Additionally, the Tesla vehicle didn’t recognize small objects in front of it, including a duffel bag and bicycle. Considering the size of those items, it’s likely the car wouldn’t recognize a small child or a dog in its way, either. (Tesla explains in the Summon dashboard that it’s still in beta and won’t stop for things like bikes.)
Tesla engineers reportedly worked out a solution by nixing the key fob operation and relying solely on the app to move the car automatically. Drivers will have to keep their finger on the phone screen in order to operate it, so if they drop their phone or close out the app, the car stops.
Tesla’s update comes on the heels of a new report that demonstrates how skeptical Americans are of driving or being a passenger in a self-driving car.
Forty-three percent of people surveyed believe driverless cars aren’t safe, and more than half wouldn’t ride in one. Although self-driving cars haven’t been in any terrible accidents and their development has the support of the federal government, people are still wary of welcoming them on the roads.

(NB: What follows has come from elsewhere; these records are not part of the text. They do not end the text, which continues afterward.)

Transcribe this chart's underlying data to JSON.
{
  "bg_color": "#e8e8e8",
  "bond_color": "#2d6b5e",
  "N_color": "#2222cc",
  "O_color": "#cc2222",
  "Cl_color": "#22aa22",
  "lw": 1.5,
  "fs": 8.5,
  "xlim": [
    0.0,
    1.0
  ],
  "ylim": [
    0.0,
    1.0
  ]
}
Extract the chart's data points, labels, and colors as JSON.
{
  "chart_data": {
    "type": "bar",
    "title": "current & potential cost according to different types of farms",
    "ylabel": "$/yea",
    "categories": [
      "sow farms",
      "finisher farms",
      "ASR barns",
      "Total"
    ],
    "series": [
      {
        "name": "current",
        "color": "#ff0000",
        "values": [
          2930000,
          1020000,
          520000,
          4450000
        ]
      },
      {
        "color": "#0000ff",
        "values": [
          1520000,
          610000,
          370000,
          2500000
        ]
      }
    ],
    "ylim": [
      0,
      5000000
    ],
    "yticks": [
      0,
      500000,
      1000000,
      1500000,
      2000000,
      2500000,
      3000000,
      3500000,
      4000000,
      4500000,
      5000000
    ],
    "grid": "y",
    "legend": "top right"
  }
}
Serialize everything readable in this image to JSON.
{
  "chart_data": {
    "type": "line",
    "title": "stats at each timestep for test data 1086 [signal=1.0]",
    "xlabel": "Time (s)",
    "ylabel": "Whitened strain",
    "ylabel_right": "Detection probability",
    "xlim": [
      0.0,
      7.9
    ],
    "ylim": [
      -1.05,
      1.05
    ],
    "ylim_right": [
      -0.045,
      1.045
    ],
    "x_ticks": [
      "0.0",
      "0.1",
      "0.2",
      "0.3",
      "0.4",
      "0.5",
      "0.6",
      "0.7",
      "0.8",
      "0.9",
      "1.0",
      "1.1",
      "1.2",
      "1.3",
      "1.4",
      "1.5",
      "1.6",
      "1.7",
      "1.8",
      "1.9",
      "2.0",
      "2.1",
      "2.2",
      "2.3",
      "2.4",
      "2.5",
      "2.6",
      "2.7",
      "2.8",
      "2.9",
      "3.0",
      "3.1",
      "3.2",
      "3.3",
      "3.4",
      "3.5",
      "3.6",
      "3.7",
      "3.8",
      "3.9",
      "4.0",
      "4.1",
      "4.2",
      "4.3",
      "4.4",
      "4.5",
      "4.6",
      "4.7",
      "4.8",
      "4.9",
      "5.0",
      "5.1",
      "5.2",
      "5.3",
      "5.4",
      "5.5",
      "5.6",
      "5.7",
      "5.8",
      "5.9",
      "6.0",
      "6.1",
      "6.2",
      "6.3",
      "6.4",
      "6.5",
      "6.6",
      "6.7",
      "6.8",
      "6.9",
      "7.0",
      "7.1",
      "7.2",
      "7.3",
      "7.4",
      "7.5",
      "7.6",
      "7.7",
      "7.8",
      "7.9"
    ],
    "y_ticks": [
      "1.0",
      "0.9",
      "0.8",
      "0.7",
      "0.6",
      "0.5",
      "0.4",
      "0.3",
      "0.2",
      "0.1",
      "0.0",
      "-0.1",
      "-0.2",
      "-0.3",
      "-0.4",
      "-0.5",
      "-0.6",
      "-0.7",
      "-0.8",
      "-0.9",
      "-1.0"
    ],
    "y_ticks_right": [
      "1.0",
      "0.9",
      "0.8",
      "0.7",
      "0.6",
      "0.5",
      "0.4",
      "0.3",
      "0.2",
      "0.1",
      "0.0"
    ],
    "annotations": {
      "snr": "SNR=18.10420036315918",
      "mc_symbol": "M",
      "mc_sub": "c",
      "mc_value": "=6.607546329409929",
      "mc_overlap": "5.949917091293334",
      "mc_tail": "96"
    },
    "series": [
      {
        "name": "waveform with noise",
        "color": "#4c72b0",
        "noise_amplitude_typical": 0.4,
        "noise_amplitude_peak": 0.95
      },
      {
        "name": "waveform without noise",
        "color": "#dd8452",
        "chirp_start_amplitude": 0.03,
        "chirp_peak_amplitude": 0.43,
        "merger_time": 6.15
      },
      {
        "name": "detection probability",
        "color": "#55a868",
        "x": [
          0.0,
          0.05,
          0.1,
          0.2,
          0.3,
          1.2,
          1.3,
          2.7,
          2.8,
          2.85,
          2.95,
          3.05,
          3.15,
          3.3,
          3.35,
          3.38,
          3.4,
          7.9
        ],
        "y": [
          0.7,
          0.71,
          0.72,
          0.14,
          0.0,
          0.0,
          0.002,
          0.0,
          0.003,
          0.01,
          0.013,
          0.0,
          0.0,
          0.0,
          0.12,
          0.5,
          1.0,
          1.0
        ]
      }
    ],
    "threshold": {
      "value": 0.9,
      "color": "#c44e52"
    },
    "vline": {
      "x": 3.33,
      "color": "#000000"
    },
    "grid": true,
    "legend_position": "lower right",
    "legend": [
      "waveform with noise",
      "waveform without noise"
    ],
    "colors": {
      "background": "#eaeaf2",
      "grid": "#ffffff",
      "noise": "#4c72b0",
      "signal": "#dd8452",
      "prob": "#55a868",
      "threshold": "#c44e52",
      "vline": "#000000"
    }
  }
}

The slow speed at which Summon is required to operate makes the safety issue Consumer Reports found pretty non-threatening, but identifying these types of concerns early can help engineers design safer cars in the future. If no dead man switch was available before Tesla rolled out a feature that drives fully autonomously at speeds greater than 1 mile per hour, the safety concerns would be much worse.